Moving From The Familiar to The Unfamiliar - Alternate View
(13 May 03)
Application Cycle 5
I think I have taken the Cycle 4 thing just about far enough.
Now by a similar but mathematically inverse process we can move through Cycle 5. This time we will change our reference point with each new scale just to show this alternate view.
Let's start with the three note per string form of C Major starting on the root at the 8th fret.
Now apply the Cycle 5 rule to raise the 4th degree 1/2 step. The resultant scale is now the 4th Mode of G major(C Lydian).
Now renumber based on G as the new root and raise the 4th (C) 1/2 step. This would be equivalent to raising the Root of our original C major scale, if we were still using it as a reference.
The resultant scale is the seventh Mode of D major (C# Locrian).

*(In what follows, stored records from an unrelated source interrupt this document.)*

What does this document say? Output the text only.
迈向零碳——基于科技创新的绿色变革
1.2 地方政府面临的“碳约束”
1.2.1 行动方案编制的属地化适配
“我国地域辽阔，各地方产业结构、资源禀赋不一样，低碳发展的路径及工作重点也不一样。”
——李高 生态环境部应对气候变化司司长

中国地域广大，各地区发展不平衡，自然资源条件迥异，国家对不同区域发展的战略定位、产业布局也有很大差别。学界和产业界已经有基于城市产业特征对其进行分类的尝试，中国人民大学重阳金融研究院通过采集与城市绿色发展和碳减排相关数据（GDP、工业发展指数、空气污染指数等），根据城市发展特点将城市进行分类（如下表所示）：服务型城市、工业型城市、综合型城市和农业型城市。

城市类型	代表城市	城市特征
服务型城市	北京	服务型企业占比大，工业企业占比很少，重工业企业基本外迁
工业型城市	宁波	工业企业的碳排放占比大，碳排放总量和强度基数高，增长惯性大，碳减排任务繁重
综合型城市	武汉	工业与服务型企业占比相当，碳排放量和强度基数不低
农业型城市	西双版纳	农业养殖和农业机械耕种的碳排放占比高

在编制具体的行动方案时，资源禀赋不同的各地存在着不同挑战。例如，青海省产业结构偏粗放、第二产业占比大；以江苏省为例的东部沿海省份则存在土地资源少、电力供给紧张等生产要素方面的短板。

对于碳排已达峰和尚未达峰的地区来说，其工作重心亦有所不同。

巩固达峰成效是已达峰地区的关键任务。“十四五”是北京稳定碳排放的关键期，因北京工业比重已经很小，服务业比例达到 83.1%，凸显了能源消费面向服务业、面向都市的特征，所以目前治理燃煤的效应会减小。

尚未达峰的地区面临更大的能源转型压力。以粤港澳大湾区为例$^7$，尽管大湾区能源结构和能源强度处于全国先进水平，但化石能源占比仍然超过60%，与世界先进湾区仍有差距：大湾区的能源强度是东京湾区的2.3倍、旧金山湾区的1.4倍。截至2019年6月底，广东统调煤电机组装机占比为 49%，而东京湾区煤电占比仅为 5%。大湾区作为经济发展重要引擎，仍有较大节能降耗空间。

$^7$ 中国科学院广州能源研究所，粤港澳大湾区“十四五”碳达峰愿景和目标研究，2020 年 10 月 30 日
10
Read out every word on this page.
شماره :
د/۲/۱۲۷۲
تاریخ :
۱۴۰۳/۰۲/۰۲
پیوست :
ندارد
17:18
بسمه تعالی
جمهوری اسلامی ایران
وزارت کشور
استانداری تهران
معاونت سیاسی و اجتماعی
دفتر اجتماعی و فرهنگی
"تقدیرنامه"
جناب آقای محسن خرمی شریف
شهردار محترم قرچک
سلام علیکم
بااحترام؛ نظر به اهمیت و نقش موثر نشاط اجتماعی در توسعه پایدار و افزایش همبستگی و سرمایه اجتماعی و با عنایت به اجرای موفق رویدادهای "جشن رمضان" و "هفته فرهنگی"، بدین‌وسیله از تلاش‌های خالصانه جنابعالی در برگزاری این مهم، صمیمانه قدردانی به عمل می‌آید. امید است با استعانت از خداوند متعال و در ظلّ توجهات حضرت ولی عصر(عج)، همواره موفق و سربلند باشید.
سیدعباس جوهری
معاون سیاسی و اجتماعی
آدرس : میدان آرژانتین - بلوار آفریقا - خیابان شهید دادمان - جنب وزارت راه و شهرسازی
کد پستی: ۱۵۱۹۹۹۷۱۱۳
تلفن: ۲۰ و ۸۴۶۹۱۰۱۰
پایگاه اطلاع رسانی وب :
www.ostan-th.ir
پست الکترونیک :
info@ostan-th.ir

Now renumber based on D as the new root and raise the 4th (G) 1/2 step. This would be equivalent to raising the 5th of our original C major scale, if we were still using it as a reference.
The resultant scale is the third Mode of A major (C# Phrygian).
Now renumber based on A as the new root and raise the 4th (D) 1/2 step.
This would be equivalent to raising the 2nd of our original C major scale, if we were still using it as a reference.
The resultant scale is the sixth Mode of E major (C# Aeolian). I would have liked to continue with accidentals here but a limitation in Powertab caused me to insert the key signature.
I hope I have caused you to look at the learning of patterns in a new and different way, hopefully a more musical one, that better facilitates improvising through key changes.